Ein Höhepunkt des Programms ist am 16. Mai der öffentlich zugängliche Galanacht der Mode im Congress Graz, bei dem eine internationale Modenschau Einblicke in Stil, Vielfalt und Innovationskraft der europäischen Maßschneiderei bietet. Gezeigt werden Kreationen aus mehreren Ländern – von klassischer Handwerkskunst bis zu modernen Designansätzen. „Der Europäische Schneider-Kongress macht sichtbar, wie international, kreativ und zukunftsorientiert unser Handwerk heute ist“, betont Christine Schnöll, Bundesinnungsmeisterin der Mode und Bekleidungstechnik. „Dass mehr als 150 Betriebe aus ganz Europa nach Graz kommen, unterstreicht die Bedeutung Österreichs als starken Standort für Mode, Handwerk und Ausbildung.“
Ein besonderer Programmpunkt des Kongresses ist der Weiterbildungstag am 15. Mai. Dort werden neben einem breiten Seminarangebot und zahlreichen Ausstellern auch die Ausbildungsmöglichkeiten präsentiert. Auch echte Raritäten aus der größten historischen Stoffmustersammlung der Welt werden gezeigt. Zusammengetragen vom Knittelfelder Bruno Pichler, reicht diese einzigartige Sammlung bis ins 19. Jahrhundert zurück und dokumentiert eindrucksvoll die Entwicklung von Materialien, Webtechniken und Modetrends über Generationen hinweg.

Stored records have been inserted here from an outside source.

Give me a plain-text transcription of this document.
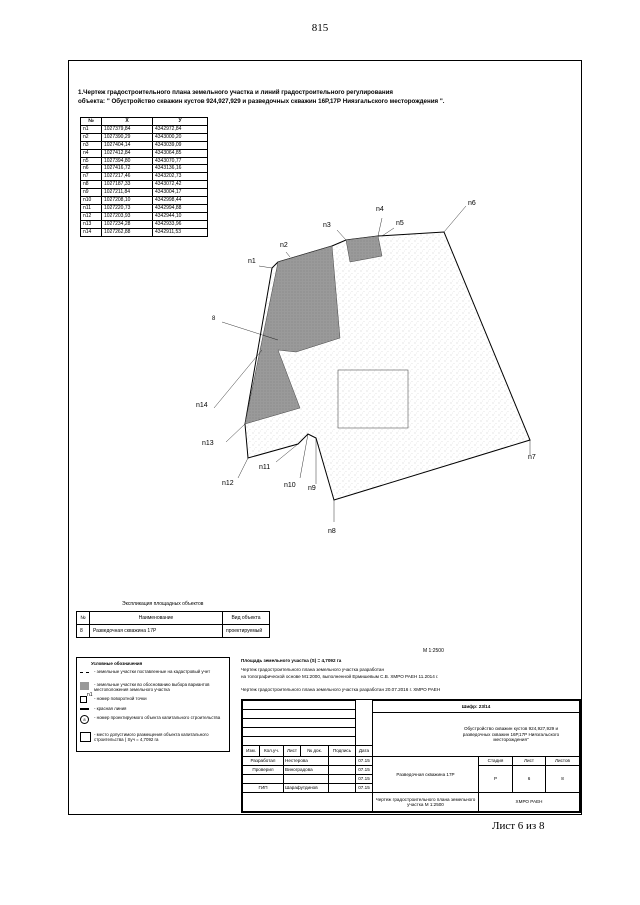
815
1.Чертеж градостроительного плана земельного участка и линий градостроительного регулирования
объекта: " Обустройство скважин кустов 924,927,929 и разведочных скважин 16Р,17Р Ниязгальского месторождения ".
№	X	У
n1	1027379,84	4342972,84
n2	1027390,29	4343000,20
n3	1027404,14	4343039,09
n4	1027412,84	4343064,85
n5	1027394,80	4343070,77
n6	1027416,72	4343136,16
n7	1027217,46	4343202,73
n8	1027187,33	4343072,42
n9	1027211,84	4343004,17
n10	1027208,10	4342998,44
n11	1027220,73	4342994,88
n12	1027203,93	4342944,10
n13	1027234,28	4342933,96
n14	1027262,88	4342911,53
n1
n2
n3
n4
n5
n6
n7
n8
n9
n10
n11
n12
n13
n14
8
Экспликация площадных объектов
№	Наименование	Вид объекта
8	Разведочная скважина 17Р	проектируемый
Условные обозначения
- земельные участки поставленные на кадастровый учет
- земельные участки во обоснованию выбора вариантов местоположения земельного участка
n1
- номер поворотной точки
- красная линия
8	- номер проектируемого объекта капитального строительства
- место допустимого размещения объекта капитального строительства ( Sуч = 4,7092 га
М 1:2500
Площадь земельного участка (S) = 4,7092 га
Чертеж градостроительного плана земельного участка разработан
на топографической основе М1:2000, выполненной Ермишевым С.В. ХМРО РАЕН 11.2014 г.
Чертеж градостроительного плана земельного участка разработан 20.07.2016 г. ХМРО РАЕН
Изм.	Кол.уч.	Лист	№ док.	Подпись	Дата
Разработал	Нестерова	07.15
Проверил	Виноградова	07.15
07.15
ГИП	Шарафутдинов	07.15
Шифр: 23/14
Обустройство скважин кустов 924,927,929 и разведочных скважин 16Р,17Р Ниязгальского месторождения"
Разведочная скважина 17Р
Стадия	Лист	Листов
Р	6	8
Чертеж градостроительного плана земельного участка М 1:2500
ХМРО РАЕН
Лист 6 из 8
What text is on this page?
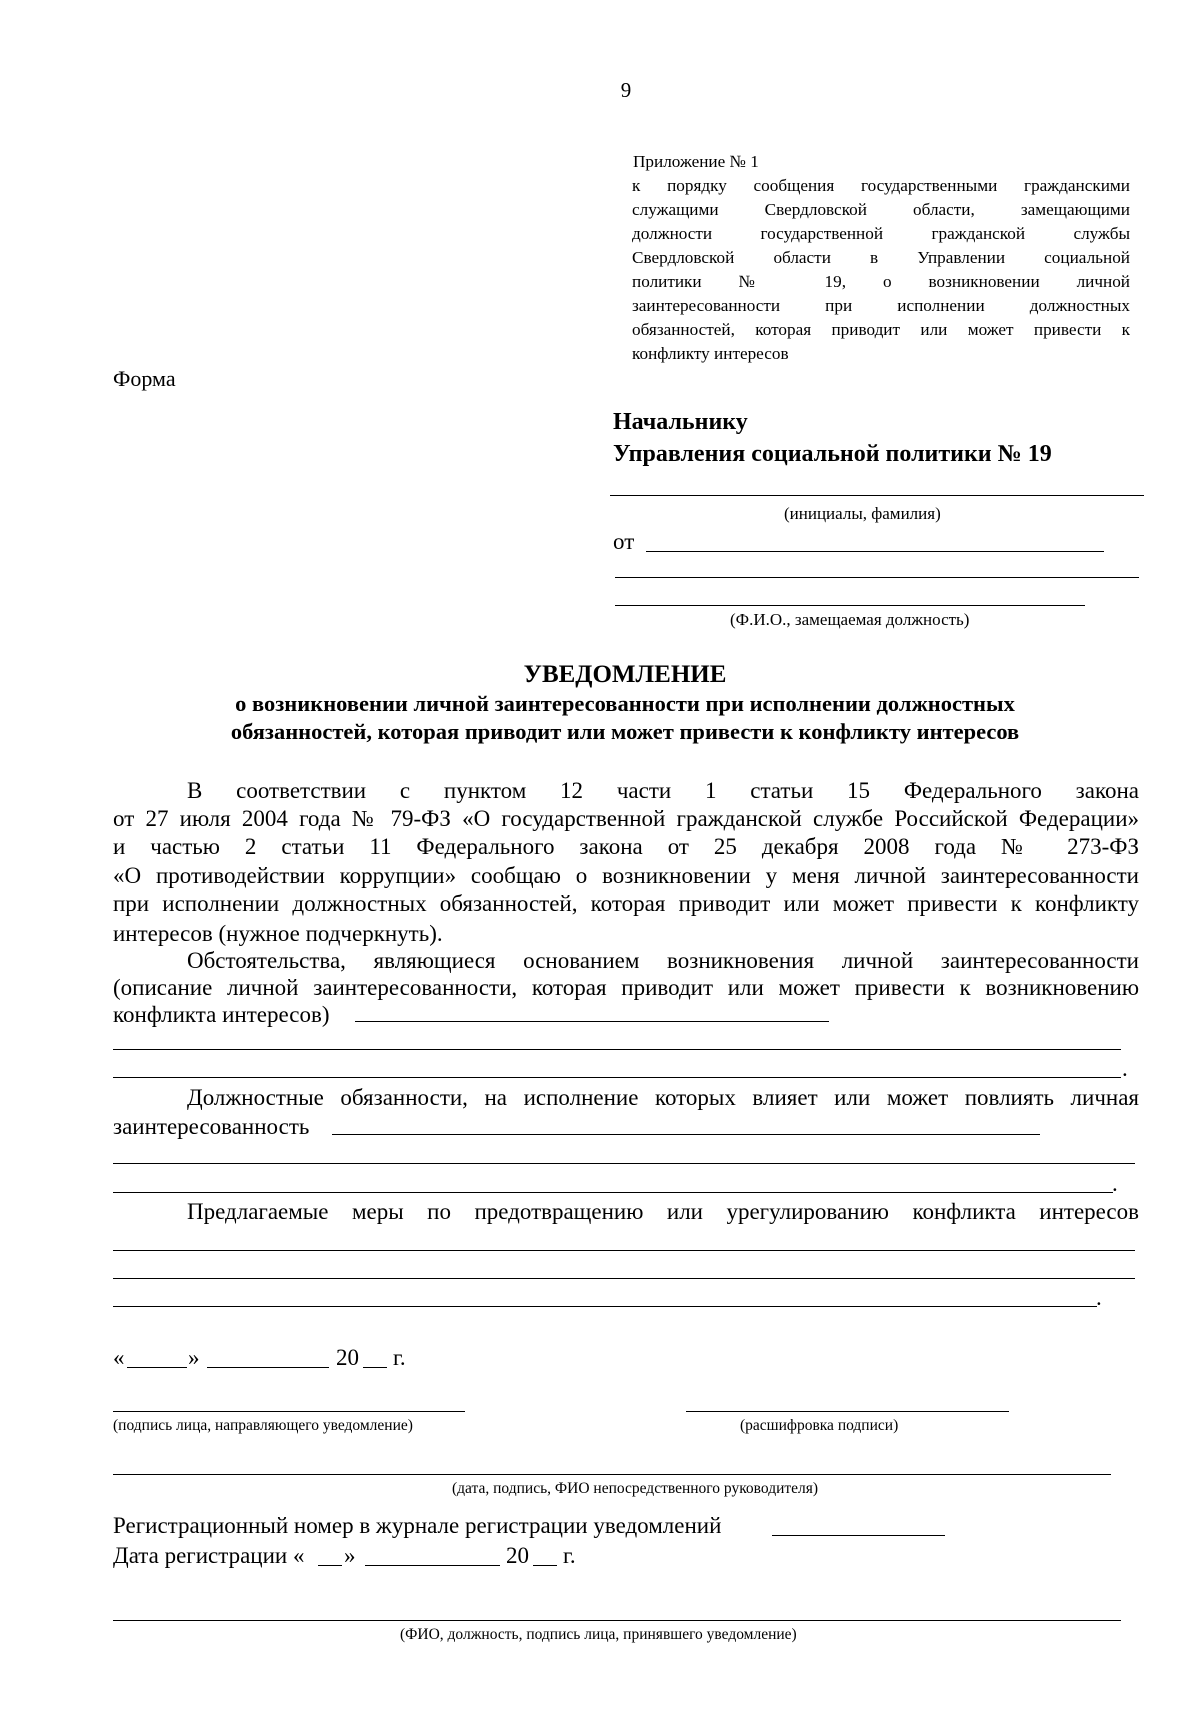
9
Приложение № 1
к порядку сообщения государственными гражданскими
служащими Свердловской области, замещающими
должности государственной гражданской службы
Свердловской области в Управлении социальной
политики № 19, о возникновении личной
заинтересованности при исполнении должностных
обязанностей, которая приводит или может привести к
конфликту интересов
Форма
Начальнику
Управления социальной политики № 19
(инициалы, фамилия)
от
(Ф.И.О., замещаемая должность)
УВЕДОМЛЕНИЕ
о возникновении личной заинтересованности при исполнении должностных
обязанностей, которая приводит или может привести к конфликту интересов
В соответствии с пунктом 12 части 1 статьи 15 Федерального закона
от 27 июля 2004 года № 79-ФЗ «О государственной гражданской службе Российской Федерации»
и частью 2 статьи 11 Федерального закона от 25 декабря 2008 года № 273-ФЗ
«О противодействии коррупции» сообщаю о возникновении у меня личной заинтересованности
при исполнении должностных обязанностей, которая приводит или может привести к конфликту
интересов (нужное подчеркнуть).
Обстоятельства, являющиеся основанием возникновения личной заинтересованности
(описание личной заинтересованности, которая приводит или может привести к возникновению
конфликта интересов)
.
Должностные обязанности, на исполнение которых влияет или может повлиять личная
заинтересованность
.
Предлагаемые меры по предотвращению или урегулированию конфликта интересов
.
«	»	20 г.
(подпись лица, направляющего уведомление)	(расшифровка подписи)
(дата, подпись, ФИО непосредственного руководителя)
Регистрационный номер в журнале регистрации уведомлений
Дата регистрации « »	20 г.
(ФИО, должность, подпись лица, принявшего уведомление)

Dass die Maßschneiderei entgegen vieler Prognosen wächst, zeigt ein Blick auf die Statistik der Landesinnung: Seit 2005 ist die Zahl der Schneiderbetriebe in der Steiermark von 168 auf 232 gestiegen – ein Plus von 38 Prozent. „Das ist ein starkes Lebenszeichen unserer Branche“, erklärt Anneliese Ringhofer, Landesinnungsmeisterin der Mode und Bekleidungstechnik. „Unsere Betriebe erfinden sich neu und setzen gezielt auf Mode, Design, Individualität und höchste Qualität. Genau das macht Maßschneiderei heute wieder so attraktiv – für Kundinnen und Kunden ebenso wie für den Nachwuchs.“ Mit den neuen Werkstätten der Kleidermacher in den Räumlichkeiten des WIFI Niklasdorf würde man eine moderne und hochqualitative Schneider-Ausbildung forcieren, „denn ein gut ausgebildeter Berufsnachwuchs sichert die Zukunft der ganzen Branche.“
Das bestätigt auch WKO-Steiermark-Präsident Josef Herk. Dass ein Großevent dieses Formats nach Graz kommt, freut ihn ganz besonders: „Graz hat bereits 2021 als Austragungsort der EuroSkills internationale Maßstäbe gesetzt. Der Europäische Schneider-Kongress knüpft daran an und macht die Steiermark erneut zum Treffpunkt für Spitzenhandwerk aus ganz Europa.“ Der Kongress sei nicht nur Beweis der Innovationskraft der Branche, sondern auch ein starkes Signal für den Wirtschaftsstandort: „Handwerk hat goldenen Boden – das zeigt sich besonders bei unseren top-ausgebildeten Schneidermeisterinnen und -meistern. Bildung und Ausbildung sind der Schlüssel für Qualität, Wettbewerbsfähigkeit und Zukunftschancen.“
Internationale Erfolge
Wie perfektes Handwerk auf höchstem Niveau aussieht, beweisen steirische Schneiderinnen auch auf internationaler Bühne. Christina Strauß aus der Steiermark wurde bei den EuroSkills 2021 in Graz Europameisterin und 2023 zur Meisterin des Jahres gekürt. Ihr profundes Know-how gibt sie heute an den Nachwuchs weiter und trainierte unter anderem erfolgreich die diesjährige Siegerin der Austrian Skills, Julia Kaufmann. Auch bei den EuroSkills in Danzig glänzte die Steiermark: Anna Maria Theurl aus Graz sicherte sich dort die Goldmedaille.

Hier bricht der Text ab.